# Porlex, Hario, Rhino or what?



## Pompeyexile (Dec 2, 2013)

Looking for a relatively cheap but decent hand grinder for work for my Aeropress and Clever Dripper. As I can't run to a Lido (maybe Santa will say I've been a good boy and it's only 8 months or so away) and I'm desperate because I don't like grinding at home and carting containers of grinds to work. Plus I can easily swap beans day to day when the notion takes me, so what do you recommend chaps?


----------



## MWJB (Feb 28, 2012)

I have one of these stashed at my parents for when I brew on Clever & small French press there, up to 26g doses...

http://www.amazon.co.uk/turkish-coffee-brass-hand-made-engraved-grin/dp/B0079NIQGG?SubscriptionId=AKIAJB75QLSZYGAHC5KA&tag=cfukweb-21&linkCode=xm2&camp=2025&creative=165953&creativeASIN=B0079NIQGG

...faster to grind than the ceramic burr grinders, which are more of a chore as you go past 10 or 12g of coffee.

Mine is branded "ACAR".

Any that you mention will work well enough, I just made a very acceptable French press with a Rhino, & have had good brews with the Porlex & Hario too. But for grinding speed, I'd go with the Turkish mill. Hario slim can be slow to grind at fine settings, but OK out around a turn out.


----------



## Geordie Boy (Nov 26, 2012)

You can spend a good couple of minutes grinding a Porlex for a fine aeropress setting so that's worth noting. I ended up getting a Hausgrind for work simply because i was conscious of people thinking i was taking too long to make a cup of coffee. I haven't used a Rhino but it's similar to the Porlex and i preferred that over the Hario Slim as the burrs seemed more stable


----------



## DoubleShot (Apr 23, 2014)

I have a Rhino v1. Used it a few times to grind beans for use in an Impress Brewer. Got nothing to compare it to as not used any other hand grinders.
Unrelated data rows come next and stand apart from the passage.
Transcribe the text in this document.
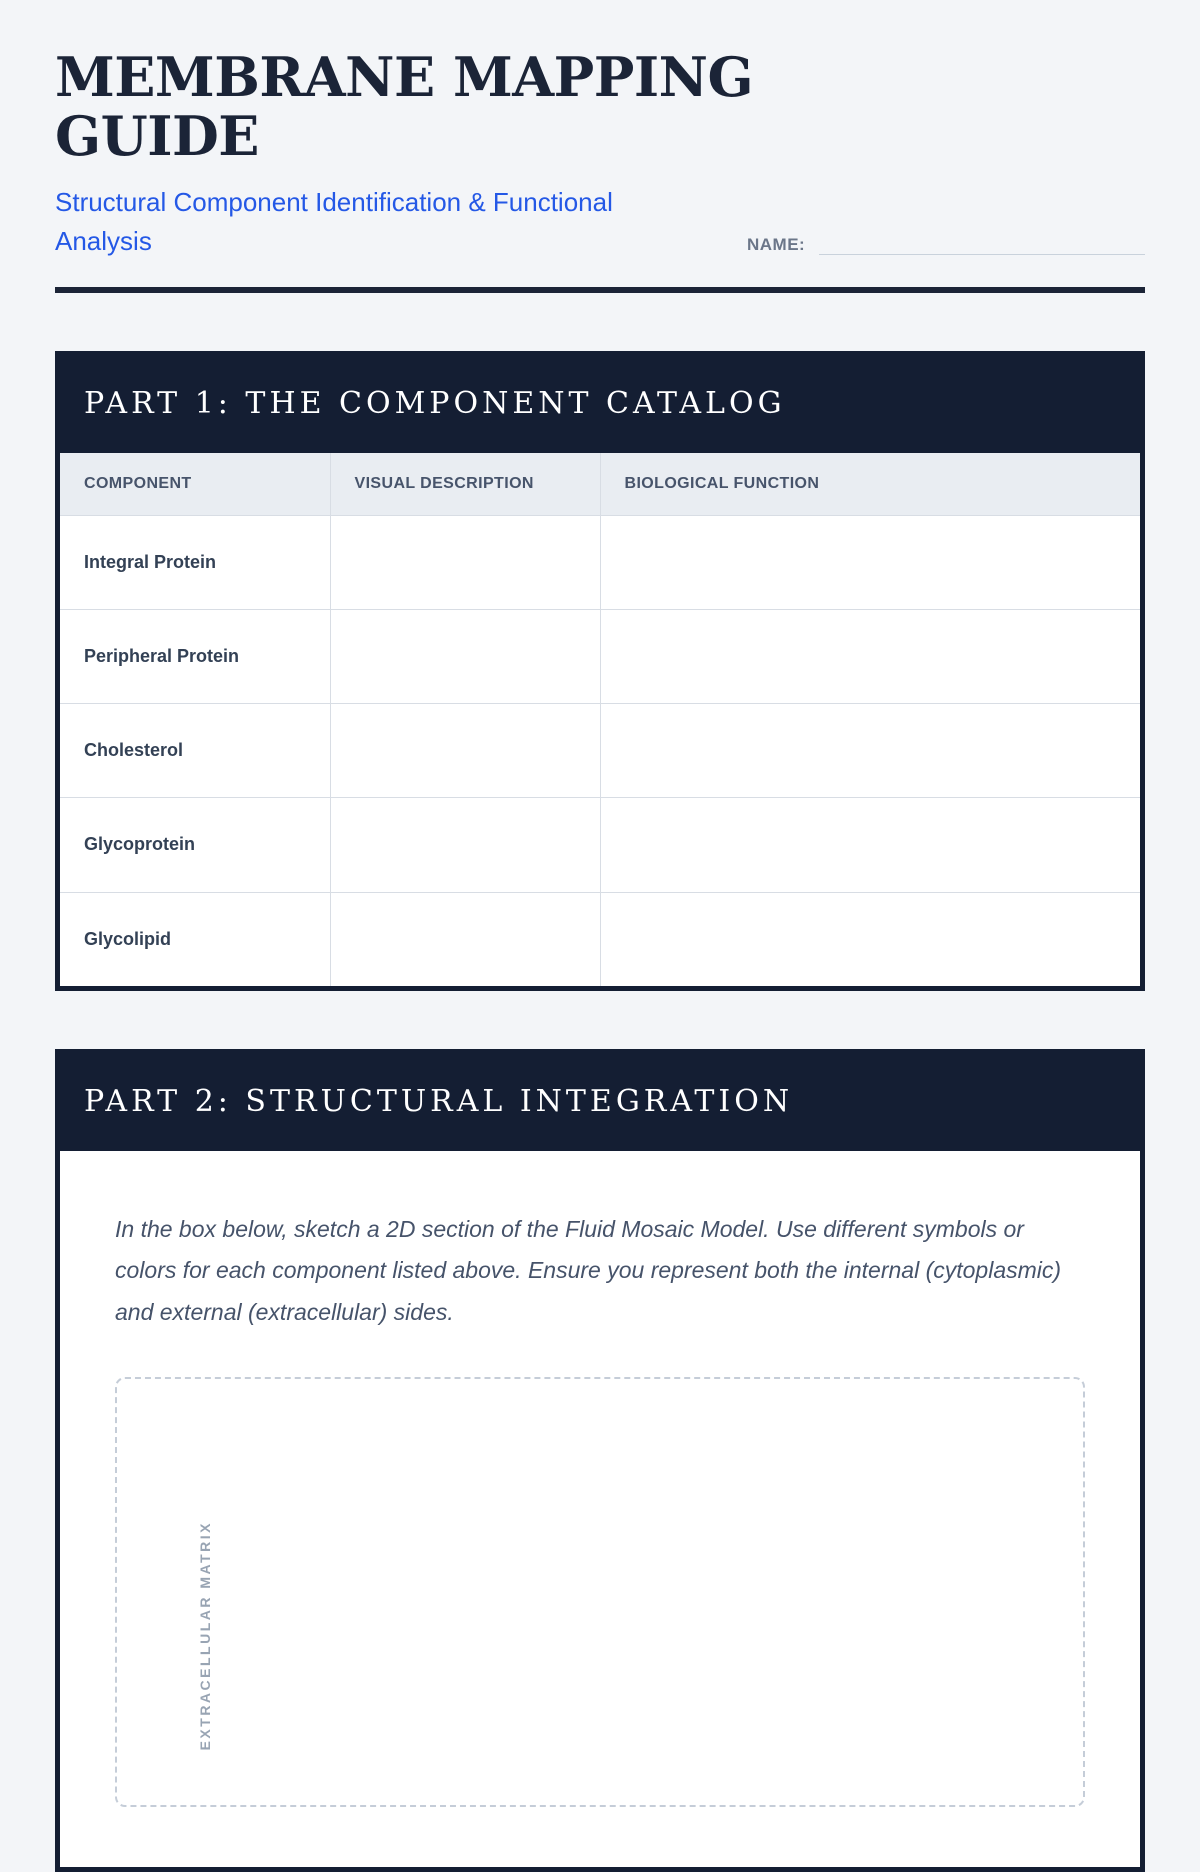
MEMBRANE MAPPING GUIDE
Structural Component Identification & Functional Analysis	NAME:
PART 1: THE COMPONENT CATALOG
COMPONENT	VISUAL DESCRIPTION	BIOLOGICAL FUNCTION
Integral Protein		
Peripheral Protein		
Cholesterol		
Glycoprotein		
Glycolipid		
PART 2: STRUCTURAL INTEGRATION

In the box below, sketch a 2D section of the Fluid Mosaic Model. Use different symbols or colors for each component listed above. Ensure you represent both the internal (cytoplasmic) and external (extracellular) sides.

EXTRACELLULAR MATRIX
Haven't timed how long it takes not counted how many revolutions are required for a 20g dosage but it didn't seem overly long to me.

As with most budget hand grinders it doesn't have any numerals to indicate what grind settings it's on. One of the reasons I'm considering other options.


----------



## MWJB (Feb 28, 2012)

DoubleShot said:


> I have a Rhino v1. Used it a few times to grind beans for use in an Impress Brewer. Got nothing to compare it to as not used any other hand grinders. Haven't timed how long it takes not counted how many revolutions are required for a 20g dosage but it didn't seem overly long to me.
> 
> As with most budget hand grinders it doesn't have any numerals to indicate what grind settings it's on. One of the reasons I'm considering other options.


Owning a Porlex, a Hario & a Rhino....& being unable to grind 26g+ doses in the time a full kettle takes to boil is how I ended up with the ACAR ;-)

Smaller doses are fine with all of them.


----------